Just the other day, we sat down with a newly postpartum friend who asked, “do you want to hear my birth story?”
I said yes, of course. My husband was unsure. I asked him if he had ever seen a video or anything of a woman giving birth. He hadn’t because they didn’t really do sex-ed in his yeshiva. Had he seen a diagram? Not really. Had he ever read the Wikipedia article for “cervix” just because he was curious? No.
Since the neighbourhood is built around an active urban oil well, there’s a weird chemical in the air that caused basically all of the women to have boys. So for the last 2 years, nearly every baby born into this community has been a boy, and that means every time I blink I’m at another bris. Always in the same sanctuary, usually with the same mohel, seldom with the same caterer. At the most recent bris, which was on a shabbos, I watched an old lady walk out of the kiddush with a floral centrepiece before the family even made it to the social hall.
Sometimes when we’re driving around, my husband will point to a house and say, “that’s where we had my brother’s bris.” An Ashkenazi bris is always a community obligation, but Persian bris is always a house party. And like I mentioned before, the women usually aren’t terribly concerned about midwives or doulas or about birthing methods like the one where you stand on two bricks inside of a teepee, or push and push and push until it’s time to somersault into a pool. I’ve never heard any of them talk about VBACs.
We pulled up to the house – not the location of the Manson murders – and a valet took our car. The sun was low in the sky and people were congregating around the property. A DJ was setting up on the tennis court, and the eliyahu chair waited empty in the living room. We kissed the cheeks of cousins and family friends, and the caterers twirled around us with pass-around trays. My mother-in-law and I strategically ignored each other by standing in different corners of the house.

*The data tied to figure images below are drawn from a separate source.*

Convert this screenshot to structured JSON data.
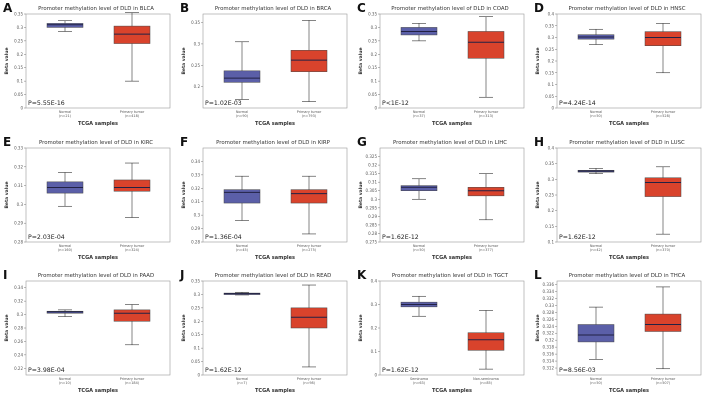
{
  "figure": {
    "normal_color": "#5b5fa8",
    "tumor_color": "#d9432c",
    "median_color": "#222244"
  },
  "chart_data": [
    {
      "type": "boxplot",
      "letter": "A",
      "title": "Promoter methylation level of DLD in BLCA",
      "xlabel": "TCGA samples",
      "ylabel": "Beta value",
      "pvalue": "P=5.55E-16",
      "ylim": [
        0,
        0.35
      ],
      "yticks": [
        "0",
        "0.05",
        "0.1",
        "0.15",
        "0.2",
        "0.25",
        "0.3",
        "0.35"
      ],
      "yticks_values": [
        0,
        0.05,
        0.1,
        0.15,
        0.2,
        0.25,
        0.3,
        0.35
      ],
      "groups": [
        {
          "name": "Normal",
          "n": "(n=21)",
          "min": 0.285,
          "q1": 0.3,
          "median": 0.31,
          "q3": 0.315,
          "max": 0.325
        },
        {
          "name": "Primary tumor",
          "n": "(n=418)",
          "min": 0.1,
          "q1": 0.24,
          "median": 0.275,
          "q3": 0.305,
          "max": 0.355
        }
      ]
    },
    {
      "type": "boxplot",
      "letter": "B",
      "title": "Promoter methylation level of DLD in BRCA",
      "xlabel": "TCGA samples",
      "ylabel": "Beta value",
      "pvalue": "P=1.02E-03",
      "ylim": [
        0.15,
        0.37
      ],
      "yticks": [
        "0.2",
        "0.25",
        "0.3",
        "0.35"
      ],
      "yticks_values": [
        0.2,
        0.25,
        0.3,
        0.35
      ],
      "groups": [
        {
          "name": "Normal",
          "n": "(n=90)",
          "min": 0.17,
          "q1": 0.21,
          "median": 0.22,
          "q3": 0.237,
          "max": 0.305
        },
        {
          "name": "Primary tumor",
          "n": "(n=793)",
          "min": 0.165,
          "q1": 0.235,
          "median": 0.262,
          "q3": 0.285,
          "max": 0.355
        }
      ]
    },
    {
      "type": "boxplot",
      "letter": "C",
      "title": "Promoter methylation level of DLD in COAD",
      "xlabel": "TCGA samples",
      "ylabel": "Beta value",
      "pvalue": "P<1E-12",
      "ylim": [
        0,
        0.35
      ],
      "yticks": [
        "0",
        "0.05",
        "0.1",
        "0.15",
        "0.2",
        "0.25",
        "0.3",
        "0.35"
      ],
      "yticks_values": [
        0,
        0.05,
        0.1,
        0.15,
        0.2,
        0.25,
        0.3,
        0.35
      ],
      "groups": [
        {
          "name": "Normal",
          "n": "(n=37)",
          "min": 0.25,
          "q1": 0.272,
          "median": 0.285,
          "q3": 0.3,
          "max": 0.315
        },
        {
          "name": "Primary tumor",
          "n": "(n=313)",
          "min": 0.04,
          "q1": 0.185,
          "median": 0.245,
          "q3": 0.285,
          "max": 0.34
        }
      ]
    },
    {
      "type": "boxplot",
      "letter": "D",
      "title": "Promoter methylation level of DLD in HNSC",
      "xlabel": "TCGA samples",
      "ylabel": "Beta value",
      "pvalue": "P=4.24E-14",
      "ylim": [
        0,
        0.4
      ],
      "yticks": [
        "0",
        "0.05",
        "0.1",
        "0.15",
        "0.2",
        "0.25",
        "0.3",
        "0.35",
        "0.4"
      ],
      "yticks_values": [
        0,
        0.05,
        0.1,
        0.15,
        0.2,
        0.25,
        0.3,
        0.35,
        0.4
      ],
      "groups": [
        {
          "name": "Normal",
          "n": "(n=50)",
          "min": 0.27,
          "q1": 0.293,
          "median": 0.302,
          "q3": 0.312,
          "max": 0.335
        },
        {
          "name": "Primary tumor",
          "n": "(n=528)",
          "min": 0.15,
          "q1": 0.265,
          "median": 0.3,
          "q3": 0.325,
          "max": 0.36
        }
      ]
    },
    {
      "type": "boxplot",
      "letter": "E",
      "title": "Promoter methylation level of DLD in KIRC",
      "xlabel": "TCGA samples",
      "ylabel": "Beta value",
      "pvalue": "P=2.03E-04",
      "ylim": [
        0.28,
        0.33
      ],
      "yticks": [
        "0.28",
        "0.29",
        "0.3",
        "0.31",
        "0.32",
        "0.33"
      ],
      "yticks_values": [
        0.28,
        0.29,
        0.3,
        0.31,
        0.32,
        0.33
      ],
      "groups": [
        {
          "name": "Normal",
          "n": "(n=160)",
          "min": 0.299,
          "q1": 0.306,
          "median": 0.309,
          "q3": 0.312,
          "max": 0.317
        },
        {
          "name": "Primary tumor",
          "n": "(n=324)",
          "min": 0.293,
          "q1": 0.307,
          "median": 0.309,
          "q3": 0.313,
          "max": 0.322
        }
      ]
    },
    {
      "type": "boxplot",
      "letter": "F",
      "title": "Promoter methylation level of DLD in KIRP",
      "xlabel": "TCGA samples",
      "ylabel": "Beta value",
      "pvalue": "P=1.36E-04",
      "ylim": [
        0.28,
        0.35
      ],
      "yticks": [
        "0.28",
        "0.29",
        "0.3",
        "0.31",
        "0.32",
        "0.33",
        "0.34"
      ],
      "yticks_values": [
        0.28,
        0.29,
        0.3,
        0.31,
        0.32,
        0.33,
        0.34
      ],
      "groups": [
        {
          "name": "Normal",
          "n": "(n=45)",
          "min": 0.296,
          "q1": 0.309,
          "median": 0.317,
          "q3": 0.319,
          "max": 0.329
        },
        {
          "name": "Primary tumor",
          "n": "(n=275)",
          "min": 0.286,
          "q1": 0.309,
          "median": 0.316,
          "q3": 0.319,
          "max": 0.329
        }
      ]
    },
    {
      "type": "boxplot",
      "letter": "G",
      "title": "Promoter methylation level of DLD in LIHC",
      "xlabel": "TCGA samples",
      "ylabel": "Beta value",
      "pvalue": "P=1.62E-12",
      "ylim": [
        0.275,
        0.33
      ],
      "yticks": [
        "0.275",
        "0.28",
        "0.285",
        "0.29",
        "0.295",
        "0.3",
        "0.305",
        "0.31",
        "0.315",
        "0.32",
        "0.325"
      ],
      "yticks_values": [
        0.275,
        0.28,
        0.285,
        0.29,
        0.295,
        0.3,
        0.305,
        0.31,
        0.315,
        0.32,
        0.325
      ],
      "groups": [
        {
          "name": "Normal",
          "n": "(n=50)",
          "min": 0.3,
          "q1": 0.305,
          "median": 0.307,
          "q3": 0.308,
          "max": 0.312
        },
        {
          "name": "Primary tumor",
          "n": "(n=377)",
          "min": 0.288,
          "q1": 0.302,
          "median": 0.305,
          "q3": 0.307,
          "max": 0.315
        }
      ]
    },
    {
      "type": "boxplot",
      "letter": "H",
      "title": "Promoter methylation level of DLD in LUSC",
      "xlabel": "TCGA samples",
      "ylabel": "Beta value",
      "pvalue": "P=1.62E-12",
      "ylim": [
        0.1,
        0.4
      ],
      "yticks": [
        "0.1",
        "0.15",
        "0.2",
        "0.25",
        "0.3",
        "0.35",
        "0.4"
      ],
      "yticks_values": [
        0.1,
        0.15,
        0.2,
        0.25,
        0.3,
        0.35,
        0.4
      ],
      "groups": [
        {
          "name": "Normal",
          "n": "(n=42)",
          "min": 0.318,
          "q1": 0.323,
          "median": 0.326,
          "q3": 0.329,
          "max": 0.335
        },
        {
          "name": "Primary tumor",
          "n": "(n=370)",
          "min": 0.125,
          "q1": 0.245,
          "median": 0.29,
          "q3": 0.305,
          "max": 0.34
        }
      ]
    },
    {
      "type": "boxplot",
      "letter": "I",
      "title": "Promoter methylation level of DLD in PAAD",
      "xlabel": "TCGA samples",
      "ylabel": "Beta value",
      "pvalue": "P=3.98E-04",
      "ylim": [
        0.21,
        0.35
      ],
      "yticks": [
        "0.22",
        "0.24",
        "0.26",
        "0.28",
        "0.3",
        "0.32",
        "0.34"
      ],
      "yticks_values": [
        0.22,
        0.24,
        0.26,
        0.28,
        0.3,
        0.32,
        0.34
      ],
      "groups": [
        {
          "name": "Normal",
          "n": "(n=10)",
          "min": 0.297,
          "q1": 0.302,
          "median": 0.304,
          "q3": 0.305,
          "max": 0.307
        },
        {
          "name": "Primary tumor",
          "n": "(n=184)",
          "min": 0.255,
          "q1": 0.29,
          "median": 0.302,
          "q3": 0.307,
          "max": 0.315
        }
      ]
    },
    {
      "type": "boxplot",
      "letter": "J",
      "title": "Promoter methylation level of DLD in READ",
      "xlabel": "TCGA samples",
      "ylabel": "Beta value",
      "pvalue": "P=1.62E-12",
      "ylim": [
        0,
        0.35
      ],
      "yticks": [
        "0",
        "0.05",
        "0.1",
        "0.15",
        "0.2",
        "0.25",
        "0.3",
        "0.35"
      ],
      "yticks_values": [
        0,
        0.05,
        0.1,
        0.15,
        0.2,
        0.25,
        0.3,
        0.35
      ],
      "groups": [
        {
          "name": "Normal",
          "n": "(n=7)",
          "min": 0.298,
          "q1": 0.301,
          "median": 0.303,
          "q3": 0.305,
          "max": 0.308
        },
        {
          "name": "Primary tumor",
          "n": "(n=98)",
          "min": 0.03,
          "q1": 0.175,
          "median": 0.215,
          "q3": 0.25,
          "max": 0.335
        }
      ]
    },
    {
      "type": "boxplot",
      "letter": "K",
      "title": "Promoter methylation level of DLD in TGCT",
      "xlabel": "TCGA samples",
      "ylabel": "Beta value",
      "pvalue": "P=1.62E-12",
      "ylim": [
        0,
        0.4
      ],
      "yticks": [
        "0",
        "0.1",
        "0.2",
        "0.3",
        "0.4"
      ],
      "yticks_values": [
        0,
        0.1,
        0.2,
        0.3,
        0.4
      ],
      "groups": [
        {
          "name": "Seminoma",
          "n": "(n=63)",
          "min": 0.25,
          "q1": 0.29,
          "median": 0.3,
          "q3": 0.31,
          "max": 0.335
        },
        {
          "name": "Non-seminoma",
          "n": "(n=85)",
          "min": 0.025,
          "q1": 0.105,
          "median": 0.15,
          "q3": 0.18,
          "max": 0.275
        }
      ]
    },
    {
      "type": "boxplot",
      "letter": "L",
      "title": "Promoter methylation level of DLD in THCA",
      "xlabel": "TCGA samples",
      "ylabel": "Beta value",
      "pvalue": "P=8.56E-03",
      "ylim": [
        0.31,
        0.337
      ],
      "yticks": [
        "0.312",
        "0.314",
        "0.316",
        "0.318",
        "0.32",
        "0.322",
        "0.324",
        "0.326",
        "0.328",
        "0.33",
        "0.332",
        "0.334",
        "0.336"
      ],
      "yticks_values": [
        0.312,
        0.314,
        0.316,
        0.318,
        0.32,
        0.322,
        0.324,
        0.326,
        0.328,
        0.33,
        0.332,
        0.334,
        0.336
      ],
      "groups": [
        {
          "name": "Normal",
          "n": "(n=50)",
          "min": 0.3145,
          "q1": 0.3195,
          "median": 0.3215,
          "q3": 0.3245,
          "max": 0.3295
        },
        {
          "name": "Primary tumor",
          "n": "(n=507)",
          "min": 0.3118,
          "q1": 0.3225,
          "median": 0.3245,
          "q3": 0.3275,
          "max": 0.3353
        }
      ]
    }
  ]
}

When it was nearly time, the mohel beckoned everyone into the living room. The sandak took his spot in the chair. The mother, wearing an enormous brimmed hat and an off-shoulder white dress, walked into the room with her week-old baby on an ornate satin pillow. The room suddenly felt hotter and more crowded. We looked at each other, smiling uneasily. The mohel said his usual thing about when the baby cries out during a bris, it’s a favourable time to pray, because we have a direct line to Hashem. And who doesn’t want to pray at least a little bit in a moment like this? It’s holy. It’s a rite of passage. It’s obligatory. But it’s a little strange – certainly one that isn’t easily explained to outsiders. But now the father has tears in his eyes, and we can see that the mom is deeply tired.
The baby cries and the gates crack open. He is named for his grandfather, bundled back up, and delivered into the safety of his mother’s arms. The relief is palpable. The rest of their lives have begun. Mom retreats upstairs for the rest of the party, and the crowd moves onto the tennis court to eat and drink and gossip. Some of the people are dancing. We talk about the new name, the upcoming weddings, how the renovations are going. From our vantage point, I see how dark Cielo Drive gets at night, and I imagine the Manson girls running barefoot through the trees, covered in blood. I wonder if it would be less fuss to have a daughter.